SENEGAL-ECONOMIE
Dakar, 12 mai (APS) – La promotion de la filière aquacole n’est plus un choix, mais ‘’un impératif stratégique’’ pour le Sénégal, en raison de la baisse de la consommation de poisson dans le pays et de la surexploitation des ressources halieutiques, a soutenu le directeur général de l’Agence nationale de l’aquaculture (ANA), Samba Ka, mardi, à Dakar.
M. Ka présentait aux acteurs de l’aquaculture le plan stratégique de développement (PSD) 2026-2030 de l’ANA. L’objectif du PSD est de créer 26 000 emplois et de produire 20 000 tonnes de poisson en quatre ans, avec des investissements d’un montant global de 36,5 milliards de francs CFA à réaliser à l’aide des partenariats public-privé.

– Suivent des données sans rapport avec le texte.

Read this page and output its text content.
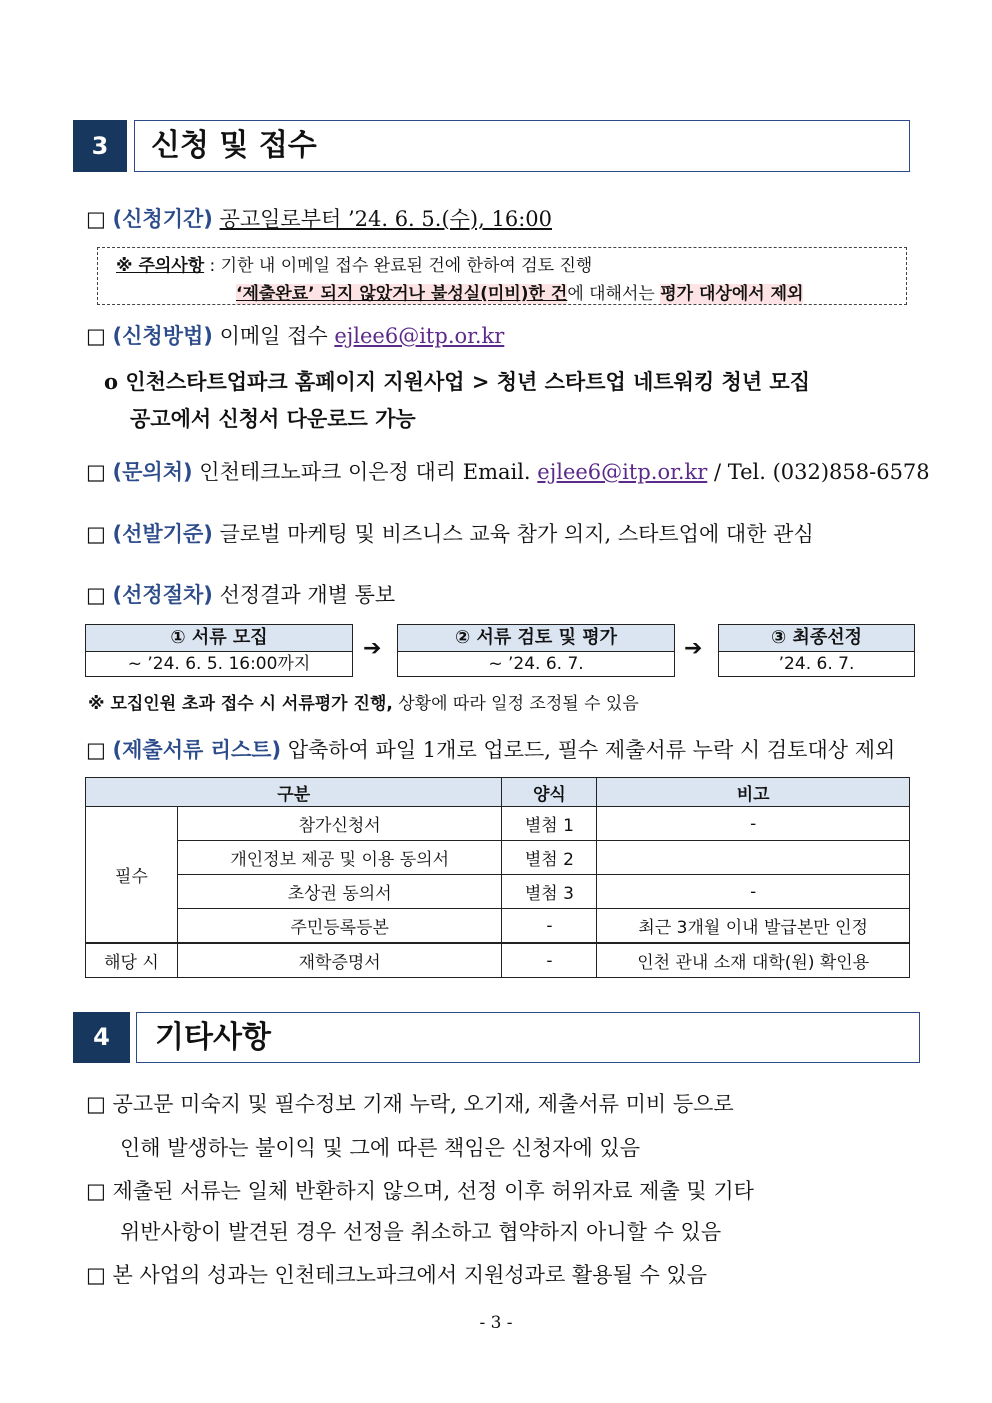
3	신청 및 접수
□ (신청기간) 공고일로부터 ’24. 6. 5.(수), 16:00
※ 주의사항 : 기한 내 이메일 접수 완료된 건에 한하여 검토 진행
‘제출완료’ 되지 않았거나 불성실(미비)한 건에 대해서는 평가 대상에서 제외
□ (신청방법) 이메일 접수 ejlee6@itp.or.kr
o 인천스타트업파크 홈페이지 지원사업 > 청년 스타트업 네트워킹 청년 모집
공고에서 신청서 다운로드 가능
□ (문의처) 인천테크노파크 이은정 대리 Email. ejlee6@itp.or.kr / Tel. (032)858-6578
□ (선발기준) 글로벌 마케팅 및 비즈니스 교육 참가 의지, 스타트업에 대한 관심
□ (선정절차) 선정결과 개별 통보
① 서류 모집
~ ’24. 6. 5. 16:00까지
➔	② 서류 검토 및 평가
~ ’24. 6. 7.
➔	③ 최종선정
’24. 6. 7.
※ 모집인원 초과 접수 시 서류평가 진행, 상황에 따라 일정 조정될 수 있음
□ (제출서류 리스트) 압축하여 파일 1개로 업로드, 필수 제출서류 누락 시 검토대상 제외
구분		양식	비고
필수	참가신청서	별첨 1	-
	개인정보 제공 및 이용 동의서	별첨 2	
	초상권 동의서	별첨 3	-
	주민등록등본	-	최근 3개월 이내 발급본만 인정
해당 시	재학증명서	-	인천 관내 소재 대학(원) 확인용
4	기타사항
□ 공고문 미숙지 및 필수정보 기재 누락, 오기재, 제출서류 미비 등으로
인해 발생하는 불이익 및 그에 따른 책임은 신청자에 있음
□ 제출된 서류는 일체 반환하지 않으며, 선정 이후 허위자료 제출 및 기타
위반사항이 발견된 경우 선정을 취소하고 협약하지 아니할 수 있음
□ 본 사업의 성과는 인천테크노파크에서 지원성과로 활용될 수 있음
- 3 -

‘’L’aquaculture n’est plus une option. C’est un impératif stratégique’’, dans un contexte de ‘’baisse de la consommation de poisson et de surexploitation des ressources halieutiques’’, a soutenu Samba Ka.
‘’Nos compatriotes mangent moins de poisson, une denrée dont les prix ne cessent d’augmenter. Et la pression sur les ressources halieutiques s’intensifie’’, a-t-il observé.
La consommation annuelle de poisson par habitant au Sénégal est passée de 29 kilos en 2008 à moins de 16 kilos depuis 2018, a indiqué le directeur général de l’ANA, relevant ‘’une tension structurelle’’ du secteur de la pêche.
Dans un contexte pareil, l’aquaculture devient l’une des meilleures solutions aux ‘’défis alimentaires, économiques et climatiques’’, a-t-il dit.
‘’Le PSD que nous lançons officiellement aujourd’hui n’est pas un document de plus. C’est un acte de rupture, une rupture […] avec la dispersion des projets’’, a souligné le directeur général de l’ANA.
Réduire la pression sur les ressources halieutiques naturelles
La production aquacole nationale était de 3 049 tonnes en 2025, a-t-il indiqué, ajoutant que le PSD va permettre aux aquaculteurs de produire environ 20 000 tonnes de poisson à l’horizon de 2030.
Le plan stratégique de développement permettra d’appliquer le Code de l’aquaculture, de développer les capacités techniques des aquaculteurs, de former au moins 10 000 acteurs de la filière et de développer une industrie nationale d’aliments aquacoles, afin de réduire les importations.
Avec le PSD, l’aquaculture sénégalaise doit générer environ 26 000 emplois, d’ici à 2030.
Les besoins de la filière aquacole en termes d’investissements sont estimés à 36,5 milliards de francs CFA.
‘’Le plan stratégique de développement de l’aquaculture […] va faire de ce sous-secteur un levier de souveraineté alimentaire et de création d’emplois’’, a dit le secrétaire général du ministère des Pêches et de l’Économie maritime, Mamadou Abibou Diagne.
‘’Nous pouvons faire de l’aquaculture un secteur de développement et de souveraineté nationale’’, a-t-il assuré.
D’après M. Diagne, il est possible, avec le PSD de l’ANA, de faire de l’aquaculture une alternative à la pêche extractive, de réduire la pression sur les ressources halieutiques naturelles et d’augmenter la consommation de protéines animales par les Sénégalais.